No complaints against Christians
Feldstein was born to a Jewish mother in Ukraine in 1974. When he was 21 he decided to immigrate to Israel on his own and join the IDF.
"I was a lone soldier, and I remained lonely afterwards. I was always in a spiritual search because I failed to connect to the country, to the society, to the language."
Christianity, he says, served as a refuge from the alienation and loneliness. He began visiting churches and befriending priests and nuns. In 2005 he was baptized in the tradition of the Latin Church in Jaffa, and two years later he decided to leave Israel.
"Nothing interested me anymore.

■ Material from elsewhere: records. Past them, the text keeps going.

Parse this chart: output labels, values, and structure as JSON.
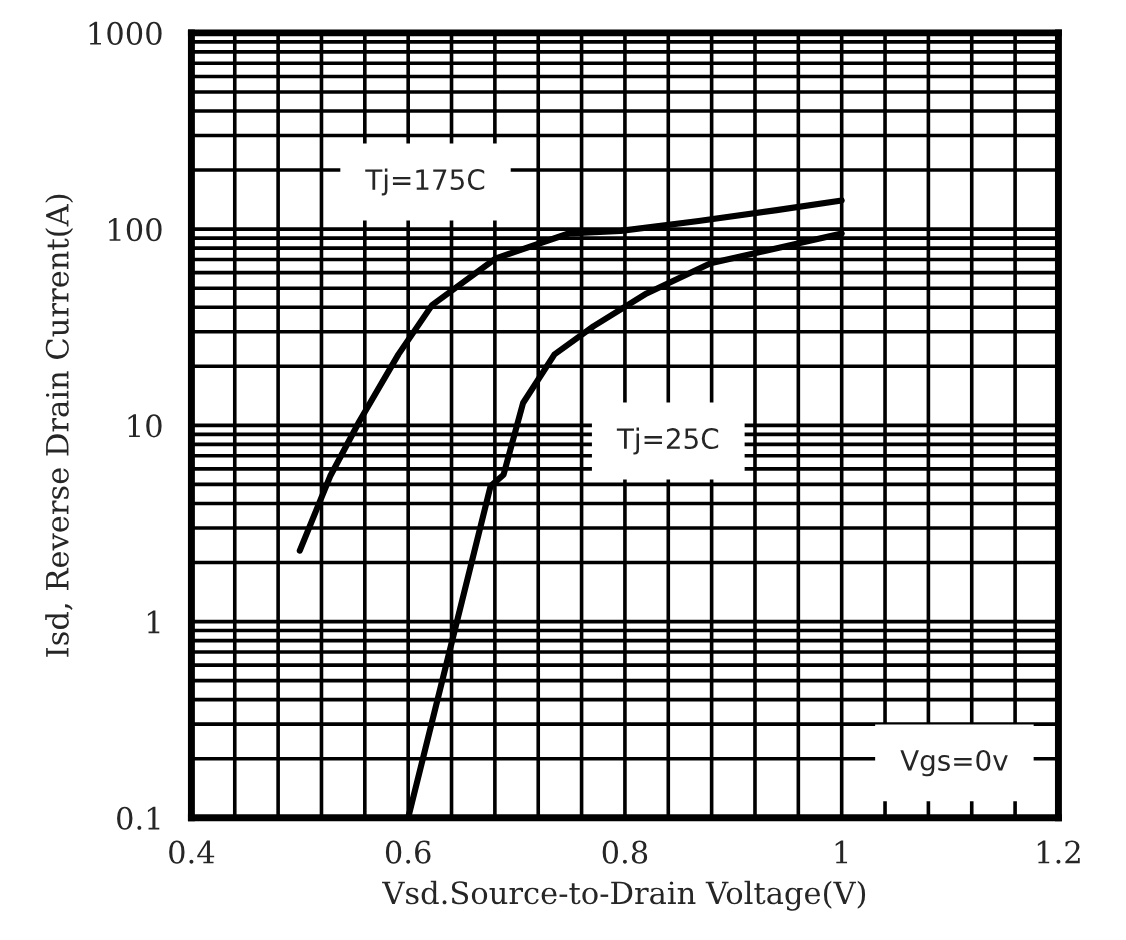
{
  "chart_data": {
    "type": "line",
    "xlabel": "Vsd.Source-to-Drain Voltage(V)",
    "ylabel": "Isd, Reverse Drain Current(A)",
    "series": [
      {
        "x": [
          0.5,
          0.528,
          0.555,
          0.591,
          0.622,
          0.681,
          0.748,
          0.796,
          0.868,
          0.94,
          1.0
        ],
        "values": [
          2.3,
          5.5,
          10.5,
          23,
          41,
          71,
          95,
          98,
          110,
          125,
          140
        ],
        "color": "#000000"
      },
      {
        "x": [
          0.6,
          0.645,
          0.676,
          0.688,
          0.706,
          0.735,
          0.771,
          0.82,
          0.879,
          1.0
        ],
        "values": [
          0.1,
          1.0,
          4.9,
          5.6,
          13,
          23,
          32,
          47,
          67,
          95
        ],
        "color": "#000000"
      }
    ],
    "annotations": [
      "Tj=175C",
      "Tj=25C",
      "Vgs=0v"
    ],
    "log": "y",
    "xlim": [
      0.4,
      1.2
    ],
    "xticks": [
      0.4,
      0.6,
      0.8,
      1,
      1.2
    ],
    "ylim": [
      0.1,
      1000
    ],
    "yticks": [
      0.1,
      1,
      10,
      100,
      1000
    ],
    "grid": true,
    "line_style": "solid",
    "marker": "none"
  }
}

I found no solidarity with the country or with what was happening in it," he says.
Feldstein began devoting his life to priesthood studies at the Munich church, but the distance raised internal questions of identity. "The fact that I moved there, that I was suddenly disconnected from Israel, changed my perspective," he notes.
Feldstein baptized in Jaffa (Photo: Orot)
Feldstein was unsatisfied with the Christian interpretation of the Old Testament, and he began showing an interest in the Jewish Midrash.
"I found the website of Machon Meir and began watching lessons there and integrating them into my seminar papers. My teachers perceived it as extremely profound ideas and said it was a great wonder, what a study and what an innovation. So I said, wait a minute, I've always had it – so what am I doing here anyway?"
From the moment he was required to decide who he was and what his religion was, everything happened quickly.
"The moment I decided to leave it was a huge wonder, a real miracle. They collected money and bought me a ticket back to Israel."
Today Feldstein studies at Machon Meir and is certain that he has ended his travails. "I have no complaints against the Christians; I only have complaints against myself," he says. "A Jew will always remain a Jew. There's nothing one can do about it."